Probate Solicitor Letterkenny

TESTATE ESTATE

Where a person dies testate, they leave behind them a valid document, known as a Will. Their estate is then distributed in accordance with their Will, subject to any claims by a spouse or civil partner for a legal right share, or children under s117 of the Succession Act 1965. At this point the executors appointed under the Will shall take control of the estate.

INTESTATE ESTATE.

Where a person dies “intestate” they die without making a Will. The estate of an intestate is distributed in accordance with the provisions of whatever Act is in force at the date of their death. (Intestate Estate Act 1954 or Administration of Estates Act 1959 or Succession Act 1965)

The next of kin will generally be the person to extract the Grant of Letters of Administration, to probate the intestate estate.

The three most common types of Grants applied for are,

  1. Grant of Probate (where there is a Will)
  2. Grant of letters of Administration (no Will)
  3. Grant of Letters of Administration with Will Annexed (where a person dies having made a Will and a person other than the executor applies for the grant the grant will issue to the person entitled by law.

EXECUTOR/ ADMINISTRATOR’S ROLE

It is the duty of the Executor/ Administrator to administer the estate of the deceased in accordance with the terms of the Will or under the provisions of the Succession Act 1965.

These duties include, collecting the assets of the estate, extracting the grant, discharging the debts and distributing the assets of the estate to the beneficiaries.

WHERE TO LOCATE A WILL

Usually a testator will leave the original Will in the office of the solicitor where they made their Will.  The Will could also be located in the family home or it may be with a family member.

THE NEXT STEP

  1. Inform the financial Institution of the death of the deceased.
  2. Executor/ Administrator should collect the assets of the estate.
  3. Have the estate valued by a reputable valuer (all assets included)
  4. Look for a death Certificate
  5. Ascertain the details of the beneficiaries
  6. Insure the estate
  7. Instruct a solicitor

Once all assets of the estate are gathered your solicitor can apply to the Probate office for a Grant of Probate. The solicitor will prepare the necessary documents to extract a grant of probate and these documents shall be submitted along with the Original Will and the probate fees. These documents shall be examined by the Probate office thoroughly and if there is a problem the probate office shall have the documents corrected and resubmitted to the probate office.  Once all documents are in order a grant of probate will issue to the solicitors office and the solicitor then informs the executors/ administrators to have the estate distributed.

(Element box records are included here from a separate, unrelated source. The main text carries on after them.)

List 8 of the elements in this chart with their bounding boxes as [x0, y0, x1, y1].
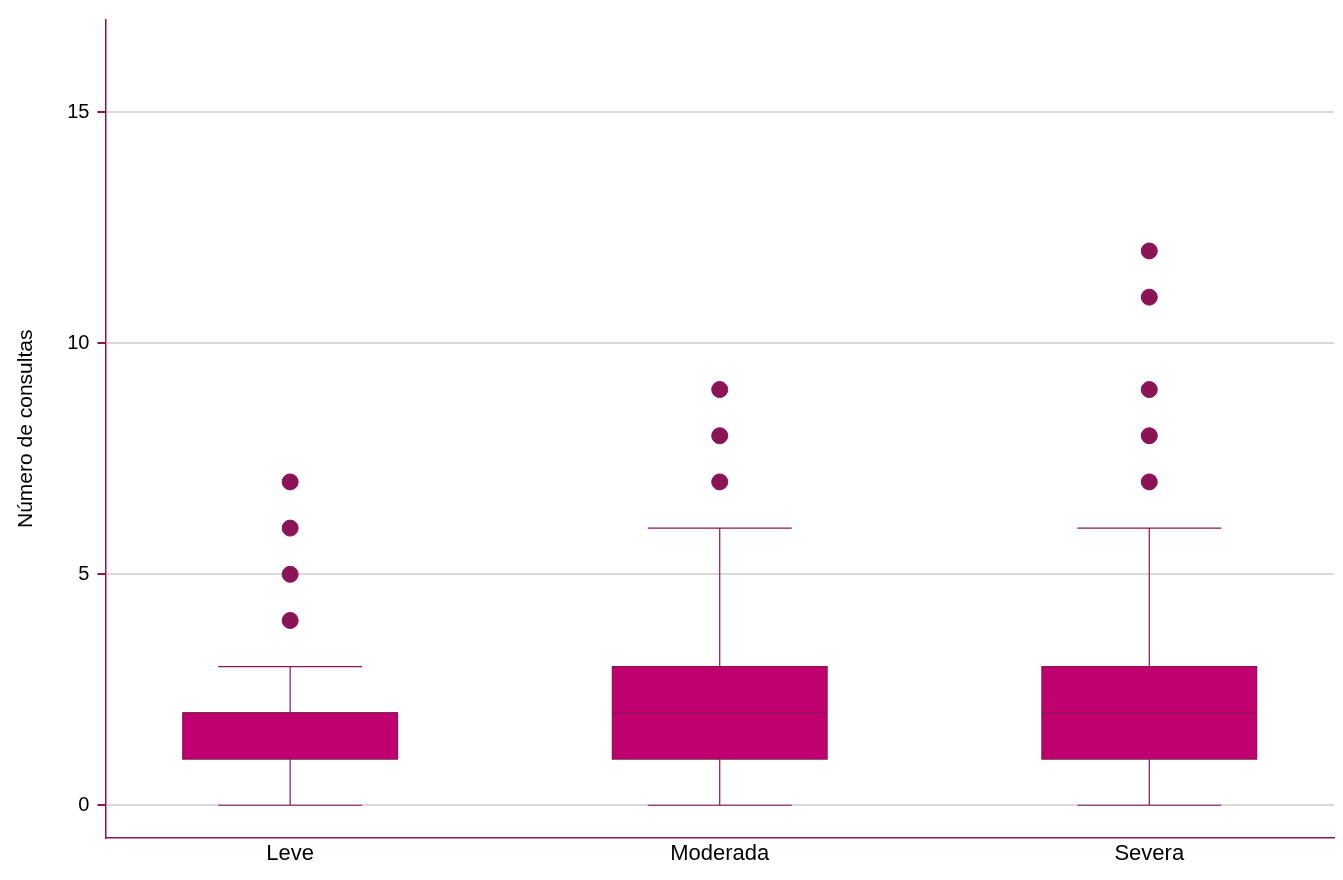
x-tick-label: Leve	[266, 839, 315, 865]
y-axis-title: Número de consultas	[13, 329, 37, 529]
x-tick-label: Severa	[1114, 839, 1185, 865]
y-tick-label: 0	[78, 792, 90, 815]
y-tick-label: 15	[67, 99, 90, 122]
x-tick-label: Moderada	[670, 839, 771, 865]
y-tick-label: 5	[78, 561, 90, 584]
y-tick-label: 10	[67, 330, 90, 353]
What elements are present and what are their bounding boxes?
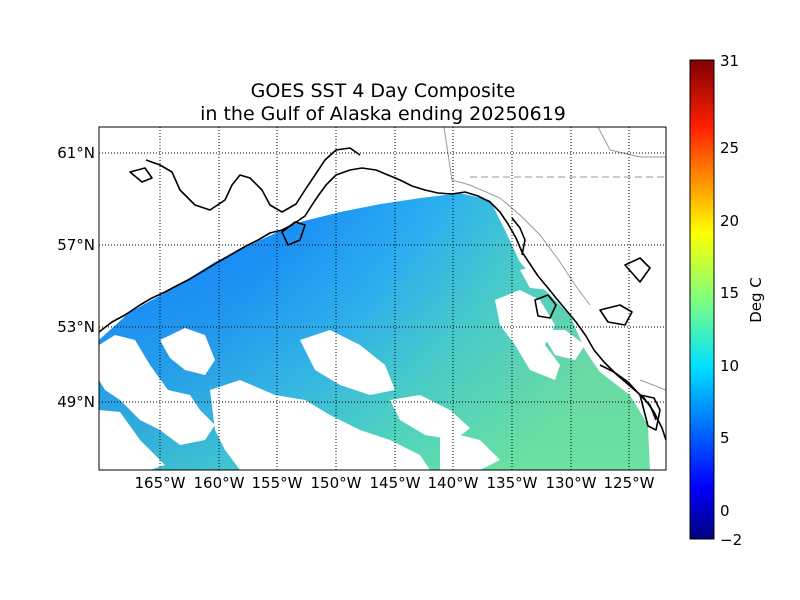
- map-area: [99, 127, 666, 470]
- colorbar-tick-31: 31: [720, 52, 739, 70]
- lon-label-150w: 150°W: [311, 474, 362, 492]
- lat-label-53: 53°N: [57, 318, 95, 336]
- map-title-line1: GOES SST 4 Day Composite: [250, 80, 516, 102]
- cloud-mask: [99, 127, 666, 470]
- gridlines: [99, 127, 666, 470]
- lon-label-155w: 155°W: [252, 474, 303, 492]
- lon-label-140w: 140°W: [428, 474, 479, 492]
- lon-label-160w: 160°W: [194, 474, 245, 492]
- border-lines: [443, 127, 666, 391]
- colorbar-gradient: [689, 59, 715, 540]
- colorbar-tick-10: 10: [720, 357, 739, 375]
- colorbar-tick-20: 20: [720, 212, 739, 230]
- colorbar-tick-25: 25: [720, 139, 739, 157]
- map-title-line2: in the Gulf of Alaska ending 20250619: [200, 103, 566, 125]
- lon-labels: 165°W 160°W 155°W 150°W 145°W 140°W 135°…: [135, 474, 655, 492]
- map-frame: [98, 126, 667, 471]
- lon-label-145w: 145°W: [370, 474, 421, 492]
- colorbar-tick-15: 15: [720, 284, 739, 302]
- lat-labels: 61°N 57°N 53°N 49°N: [57, 144, 95, 411]
- lon-label-165w: 165°W: [135, 474, 186, 492]
- colorbar-label: Deg C: [747, 277, 765, 323]
- colorbar-tick-0: 0: [720, 502, 730, 520]
- colorbar: 31 25 20 15 10 5 0 −2 Deg C: [689, 52, 765, 549]
- coastline: [99, 147, 666, 441]
- lat-label-61: 61°N: [57, 144, 95, 162]
- lon-label-135w: 135°W: [487, 474, 538, 492]
- lon-label-125w: 125°W: [604, 474, 655, 492]
- lon-label-130w: 130°W: [546, 474, 597, 492]
- lat-label-49: 49°N: [57, 393, 95, 411]
- lat-label-57: 57°N: [57, 236, 95, 254]
- colorbar-tick-neg2: −2: [720, 531, 742, 549]
- colorbar-tick-5: 5: [720, 429, 730, 447]
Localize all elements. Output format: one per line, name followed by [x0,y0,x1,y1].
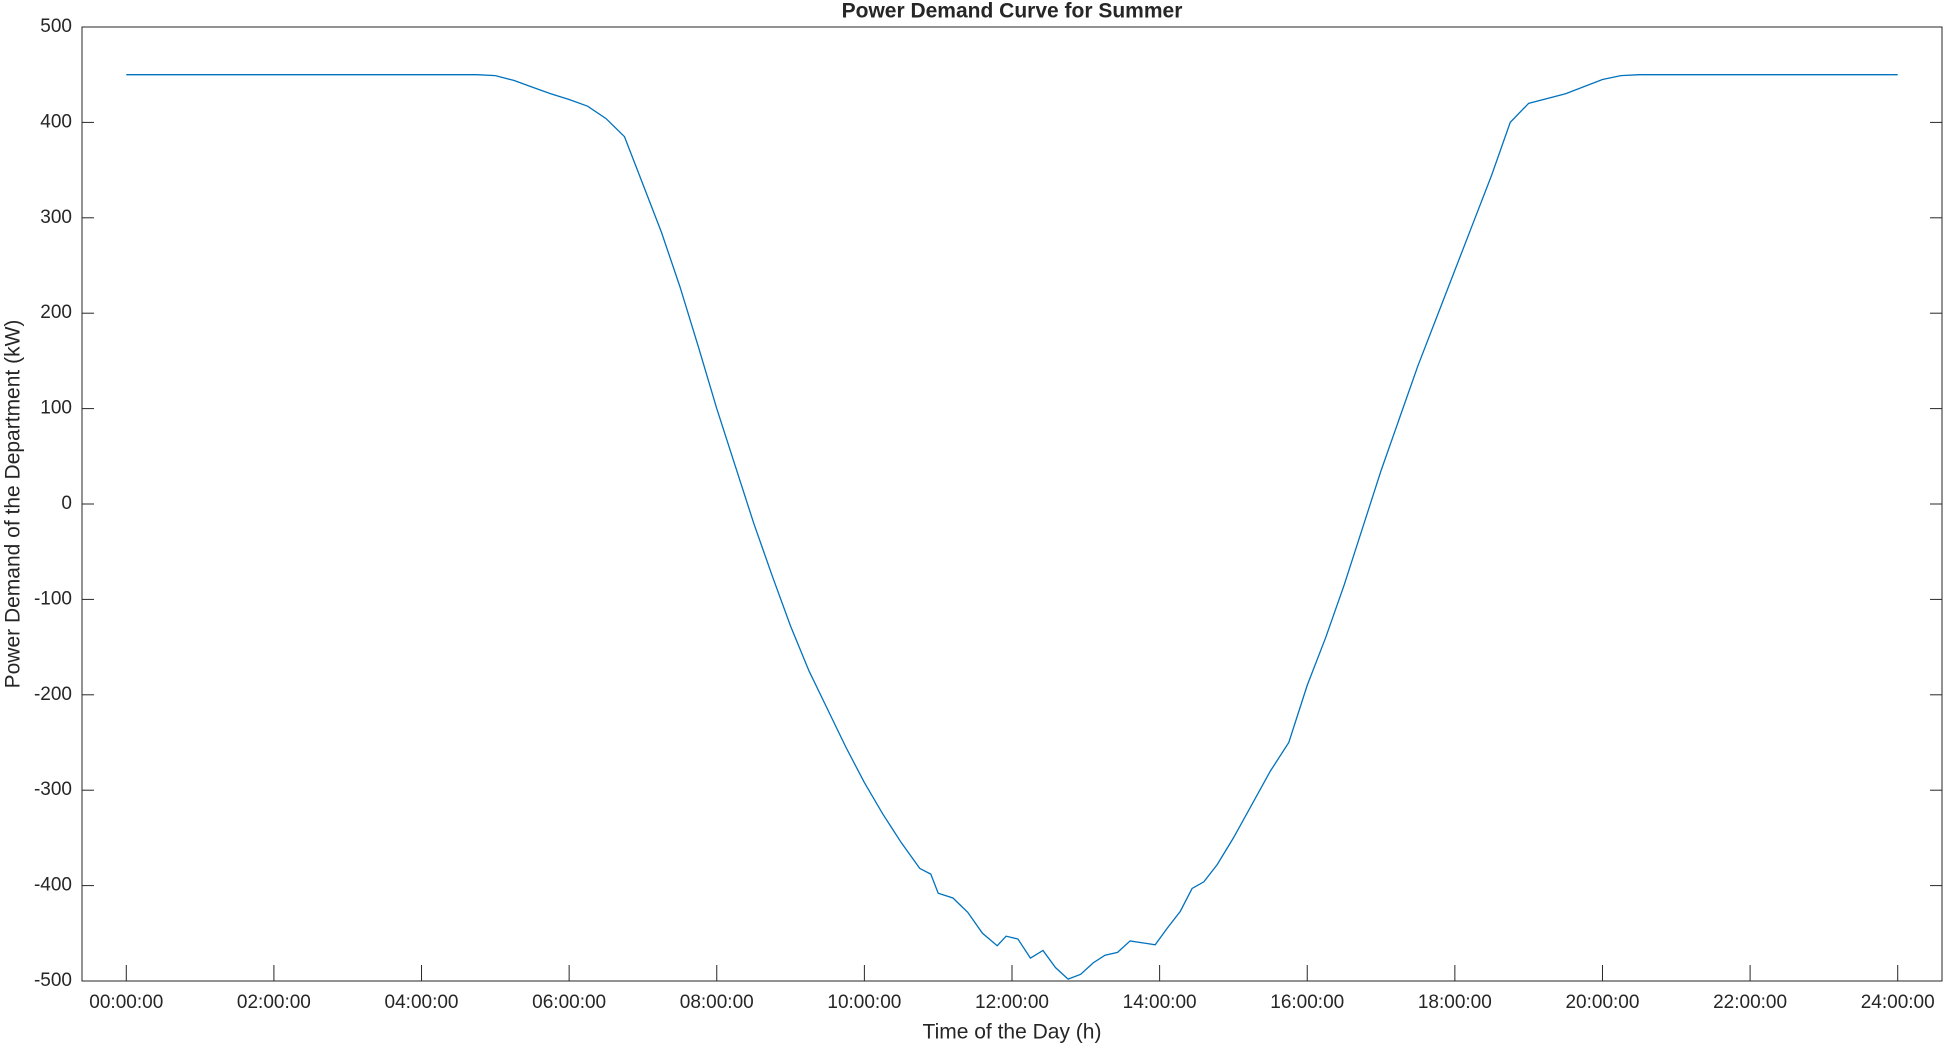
x-tick-label: 18:00:00 [1418,992,1492,1013]
x-tick-label: 04:00:00 [385,992,459,1013]
x-tick-label: 14:00:00 [1123,992,1197,1013]
x-tick-label: 08:00:00 [680,992,754,1013]
y-tick-label: 500 [40,16,72,37]
y-tick-label: -100 [34,588,72,609]
plot-frame [81,26,1943,982]
y-tick-label: -300 [34,779,72,800]
x-tick-label: 22:00:00 [1713,992,1787,1013]
x-tick-label: 20:00:00 [1565,992,1639,1013]
x-tick-label: 00:00:00 [89,992,163,1013]
line [126,74,1898,980]
chart-title: Power Demand Curve for Summer [842,0,1183,23]
y-tick-label: 400 [40,111,72,132]
y-tick-label: 0 [61,493,72,514]
y-tick-label: -200 [34,684,72,705]
y-tick-label: -500 [34,970,72,991]
y-tick-label: 300 [40,207,72,228]
x-tick-label: 24:00:00 [1861,992,1935,1013]
x-tick-label: 12:00:00 [975,992,1049,1013]
y-tick-label: 200 [40,302,72,323]
x-axis-label: Time of the Day (h) [923,1021,1102,1044]
x-tick-label: 10:00:00 [827,992,901,1013]
y-tick-label: -400 [34,875,72,896]
y-axis-label: Power Demand of the Department (kW) [2,320,25,689]
x-tick-label: 02:00:00 [237,992,311,1013]
x-tick-label: 06:00:00 [532,992,606,1013]
x-tick-label: 16:00:00 [1270,992,1344,1013]
y-tick-label: 100 [40,398,72,419]
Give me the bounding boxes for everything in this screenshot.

All debts and liabilities must first be paid out of the estate.  The executor/ administrators then distribute the estate in accordance with the Will to the beneficiaries.

Please note that where a beneficiary lives outside the estate, the solicitor is duty bond to retain their benefit under the will or intestacy until a tax return has been made to revenue commissioners, and any taxes due must be paid before the beneficiary receives their benefit.